Hemophagocytic lymphohistiocytosis (HLH) is a life-threatening disorder marked by massive cytokine release from macrophage and T-cell activation. Hallmarks include fever, splenomegaly, cytopenias, hypertriglyceridemia, hypofibrinogemia, and elevations in ferritin and soluble IL-2 receptor. Given the association of HLH with inflammation and glucocorticoid therapy, the development of hyperglycemia is not unexpected. Descriptions of the prevalence of secondary diabetes in youth diagnosed with HLH are lacking. Retrospective review from 2010 through 2019 of hospitalized youth 0-21 years diagnosed with HLH. The primary outcome of interest was the development of secondary diabetes, defined as a serum glucose 200 mg/dL or higher necessitating insulin therapy. Of 28 patients with HLH, 36 % (n=10) developed secondary diabetes. The only risk factor associated with secondary diabetes was an infectious cause of HLH (60 % vs. 27.8 %, p 0.041). Intravenous regular insulin was used in 80 % of patients with a mean duration of 9.5days (2-24days). Most (70 %) needed insulin within 5days of starting steroids. Stays in the ICU were longer (median 20 vs. 3days, p 0.007) and intubation more likely (90 vs. 45 %, p 0.041) among those with secondary diabetes.

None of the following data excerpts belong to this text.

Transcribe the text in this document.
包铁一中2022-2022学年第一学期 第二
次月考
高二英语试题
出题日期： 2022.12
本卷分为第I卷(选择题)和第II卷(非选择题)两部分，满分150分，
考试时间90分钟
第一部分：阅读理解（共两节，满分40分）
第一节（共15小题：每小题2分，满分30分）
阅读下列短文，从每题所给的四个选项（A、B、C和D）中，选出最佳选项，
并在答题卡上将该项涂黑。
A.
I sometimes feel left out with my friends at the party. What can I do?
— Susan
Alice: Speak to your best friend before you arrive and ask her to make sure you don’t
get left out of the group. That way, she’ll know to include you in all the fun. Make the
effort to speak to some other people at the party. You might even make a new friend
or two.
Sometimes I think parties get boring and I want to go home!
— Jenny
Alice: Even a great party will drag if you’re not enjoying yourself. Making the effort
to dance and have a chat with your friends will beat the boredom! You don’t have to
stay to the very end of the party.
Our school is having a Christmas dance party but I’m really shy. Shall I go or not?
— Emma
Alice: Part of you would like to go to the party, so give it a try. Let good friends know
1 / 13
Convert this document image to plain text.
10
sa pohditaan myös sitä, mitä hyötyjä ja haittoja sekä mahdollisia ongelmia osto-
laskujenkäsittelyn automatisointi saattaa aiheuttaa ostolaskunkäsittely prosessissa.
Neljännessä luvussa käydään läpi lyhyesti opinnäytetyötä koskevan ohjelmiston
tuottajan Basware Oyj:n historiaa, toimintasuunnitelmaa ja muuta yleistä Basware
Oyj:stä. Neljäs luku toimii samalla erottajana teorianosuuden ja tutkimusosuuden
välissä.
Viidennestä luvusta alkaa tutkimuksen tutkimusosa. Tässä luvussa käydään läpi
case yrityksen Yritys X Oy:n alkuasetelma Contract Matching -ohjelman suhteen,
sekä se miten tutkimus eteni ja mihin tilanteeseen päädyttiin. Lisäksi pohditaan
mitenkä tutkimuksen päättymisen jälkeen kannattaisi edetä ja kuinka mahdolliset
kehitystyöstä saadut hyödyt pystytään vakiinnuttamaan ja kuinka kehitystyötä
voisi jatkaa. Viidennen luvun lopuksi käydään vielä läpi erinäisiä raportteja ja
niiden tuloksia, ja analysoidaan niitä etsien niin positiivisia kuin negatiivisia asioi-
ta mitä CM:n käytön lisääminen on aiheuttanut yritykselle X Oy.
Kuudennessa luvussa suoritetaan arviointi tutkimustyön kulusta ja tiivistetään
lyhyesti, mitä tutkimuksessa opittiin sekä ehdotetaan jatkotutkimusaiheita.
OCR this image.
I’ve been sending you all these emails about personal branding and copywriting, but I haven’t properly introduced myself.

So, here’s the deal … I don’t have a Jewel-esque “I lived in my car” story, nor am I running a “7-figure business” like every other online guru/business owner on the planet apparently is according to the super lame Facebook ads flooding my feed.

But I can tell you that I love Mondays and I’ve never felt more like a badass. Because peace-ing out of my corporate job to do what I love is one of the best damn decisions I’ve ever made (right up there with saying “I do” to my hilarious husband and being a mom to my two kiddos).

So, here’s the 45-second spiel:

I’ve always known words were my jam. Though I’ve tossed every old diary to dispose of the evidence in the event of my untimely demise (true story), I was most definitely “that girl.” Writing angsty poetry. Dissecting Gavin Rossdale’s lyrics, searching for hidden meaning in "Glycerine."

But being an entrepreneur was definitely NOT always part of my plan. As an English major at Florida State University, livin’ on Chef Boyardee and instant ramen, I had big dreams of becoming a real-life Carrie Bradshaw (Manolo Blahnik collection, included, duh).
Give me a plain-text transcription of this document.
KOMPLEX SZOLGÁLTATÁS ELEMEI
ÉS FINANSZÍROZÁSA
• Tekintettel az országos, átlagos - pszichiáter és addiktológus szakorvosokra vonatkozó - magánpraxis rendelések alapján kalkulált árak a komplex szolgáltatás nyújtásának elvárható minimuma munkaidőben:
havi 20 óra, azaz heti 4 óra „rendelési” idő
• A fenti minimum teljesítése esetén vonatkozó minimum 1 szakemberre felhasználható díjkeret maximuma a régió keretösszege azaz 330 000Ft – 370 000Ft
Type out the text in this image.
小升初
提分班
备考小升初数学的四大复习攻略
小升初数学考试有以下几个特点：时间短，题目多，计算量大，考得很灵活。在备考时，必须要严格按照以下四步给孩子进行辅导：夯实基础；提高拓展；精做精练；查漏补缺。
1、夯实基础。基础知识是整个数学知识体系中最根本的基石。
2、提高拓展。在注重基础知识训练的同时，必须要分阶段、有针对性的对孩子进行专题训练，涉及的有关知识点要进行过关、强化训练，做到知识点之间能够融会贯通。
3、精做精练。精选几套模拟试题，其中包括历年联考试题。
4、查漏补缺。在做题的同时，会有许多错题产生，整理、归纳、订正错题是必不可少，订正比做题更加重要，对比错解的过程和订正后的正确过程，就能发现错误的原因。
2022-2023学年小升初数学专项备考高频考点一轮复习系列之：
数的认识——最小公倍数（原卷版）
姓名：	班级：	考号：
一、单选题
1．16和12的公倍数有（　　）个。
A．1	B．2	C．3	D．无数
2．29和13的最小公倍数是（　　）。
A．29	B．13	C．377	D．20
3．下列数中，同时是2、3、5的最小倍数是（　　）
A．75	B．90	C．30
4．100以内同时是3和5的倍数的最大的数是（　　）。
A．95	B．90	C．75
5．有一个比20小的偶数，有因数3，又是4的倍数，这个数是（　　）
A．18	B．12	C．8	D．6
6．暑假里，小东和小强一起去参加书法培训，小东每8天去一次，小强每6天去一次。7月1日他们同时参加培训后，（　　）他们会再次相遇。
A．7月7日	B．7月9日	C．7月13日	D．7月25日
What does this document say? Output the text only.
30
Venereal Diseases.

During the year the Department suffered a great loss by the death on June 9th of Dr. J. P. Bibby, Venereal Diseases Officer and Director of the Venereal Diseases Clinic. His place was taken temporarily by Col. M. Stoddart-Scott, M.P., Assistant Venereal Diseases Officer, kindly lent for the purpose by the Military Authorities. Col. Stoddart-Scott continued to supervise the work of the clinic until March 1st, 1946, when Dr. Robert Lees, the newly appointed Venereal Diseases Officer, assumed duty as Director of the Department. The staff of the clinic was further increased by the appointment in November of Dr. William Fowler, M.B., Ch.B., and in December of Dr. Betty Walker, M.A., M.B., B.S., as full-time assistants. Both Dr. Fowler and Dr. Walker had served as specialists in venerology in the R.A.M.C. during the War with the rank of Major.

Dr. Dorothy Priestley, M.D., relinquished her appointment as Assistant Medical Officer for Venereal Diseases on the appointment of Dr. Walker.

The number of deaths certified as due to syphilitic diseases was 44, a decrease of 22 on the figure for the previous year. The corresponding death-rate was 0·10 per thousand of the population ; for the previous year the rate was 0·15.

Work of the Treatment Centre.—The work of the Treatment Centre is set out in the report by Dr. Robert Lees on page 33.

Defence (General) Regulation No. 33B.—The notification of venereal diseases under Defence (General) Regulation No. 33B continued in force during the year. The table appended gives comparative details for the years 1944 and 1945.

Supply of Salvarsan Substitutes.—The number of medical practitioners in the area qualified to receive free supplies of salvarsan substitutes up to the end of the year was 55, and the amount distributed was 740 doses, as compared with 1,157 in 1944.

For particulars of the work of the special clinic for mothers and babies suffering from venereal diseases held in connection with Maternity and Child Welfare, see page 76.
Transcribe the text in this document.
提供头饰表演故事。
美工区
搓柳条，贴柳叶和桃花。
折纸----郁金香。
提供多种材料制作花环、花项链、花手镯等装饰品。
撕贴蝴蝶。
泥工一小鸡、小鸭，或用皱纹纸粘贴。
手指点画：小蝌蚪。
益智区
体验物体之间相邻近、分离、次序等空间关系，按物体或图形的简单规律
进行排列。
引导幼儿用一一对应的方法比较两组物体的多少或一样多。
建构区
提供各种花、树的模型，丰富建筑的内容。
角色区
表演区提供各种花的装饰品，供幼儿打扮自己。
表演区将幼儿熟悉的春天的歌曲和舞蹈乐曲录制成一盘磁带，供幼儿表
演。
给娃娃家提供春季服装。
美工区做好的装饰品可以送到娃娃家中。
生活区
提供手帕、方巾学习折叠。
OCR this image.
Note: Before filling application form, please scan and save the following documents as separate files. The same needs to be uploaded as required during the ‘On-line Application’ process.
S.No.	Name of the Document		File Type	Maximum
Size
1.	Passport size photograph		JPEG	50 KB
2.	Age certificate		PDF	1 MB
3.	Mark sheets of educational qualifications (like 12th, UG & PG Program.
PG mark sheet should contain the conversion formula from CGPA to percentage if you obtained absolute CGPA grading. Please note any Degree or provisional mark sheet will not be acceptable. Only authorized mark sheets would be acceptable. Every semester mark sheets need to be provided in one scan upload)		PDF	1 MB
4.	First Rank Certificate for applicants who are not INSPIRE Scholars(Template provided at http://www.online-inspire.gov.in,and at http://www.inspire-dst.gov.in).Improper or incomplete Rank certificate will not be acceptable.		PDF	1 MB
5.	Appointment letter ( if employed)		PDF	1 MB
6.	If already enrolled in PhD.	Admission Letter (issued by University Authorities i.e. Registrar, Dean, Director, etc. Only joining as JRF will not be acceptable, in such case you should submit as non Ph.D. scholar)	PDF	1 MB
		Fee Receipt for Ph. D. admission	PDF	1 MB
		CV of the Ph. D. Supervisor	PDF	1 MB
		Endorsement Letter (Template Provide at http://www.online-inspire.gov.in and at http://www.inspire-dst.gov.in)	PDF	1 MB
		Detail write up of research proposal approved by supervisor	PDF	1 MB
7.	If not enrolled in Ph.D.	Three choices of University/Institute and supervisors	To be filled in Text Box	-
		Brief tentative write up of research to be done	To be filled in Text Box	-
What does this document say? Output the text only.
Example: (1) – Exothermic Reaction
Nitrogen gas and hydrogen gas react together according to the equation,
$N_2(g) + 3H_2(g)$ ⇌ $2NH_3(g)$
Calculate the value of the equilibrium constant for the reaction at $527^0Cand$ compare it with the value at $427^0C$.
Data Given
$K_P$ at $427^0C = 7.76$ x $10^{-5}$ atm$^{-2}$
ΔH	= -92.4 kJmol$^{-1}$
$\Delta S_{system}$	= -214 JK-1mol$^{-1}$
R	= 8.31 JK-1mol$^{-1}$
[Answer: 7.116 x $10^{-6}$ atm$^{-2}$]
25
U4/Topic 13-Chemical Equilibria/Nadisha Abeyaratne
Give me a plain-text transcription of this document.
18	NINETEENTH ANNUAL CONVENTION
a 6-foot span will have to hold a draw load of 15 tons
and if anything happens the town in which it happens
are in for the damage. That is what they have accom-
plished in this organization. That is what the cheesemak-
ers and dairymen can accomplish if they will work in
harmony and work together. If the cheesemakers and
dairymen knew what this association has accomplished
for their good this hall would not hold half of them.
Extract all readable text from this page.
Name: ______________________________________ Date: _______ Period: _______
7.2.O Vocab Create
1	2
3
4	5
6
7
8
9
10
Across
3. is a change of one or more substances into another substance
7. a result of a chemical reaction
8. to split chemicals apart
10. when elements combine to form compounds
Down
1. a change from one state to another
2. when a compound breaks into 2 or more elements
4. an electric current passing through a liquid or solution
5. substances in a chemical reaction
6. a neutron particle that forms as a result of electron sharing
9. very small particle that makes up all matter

Mortality was high (16-30 %) regardless of insulin use (p 0.634). One-third of hospitalized pediatric patients with HLH developed secondary diabetes requiring insulin therapy. Insulin is typically started within 5days of initiating steroids, limited to IV infusions, and often is not needed by discharge. Secondary diabetes was associated with longer ICU stays and heightened risk of intubation.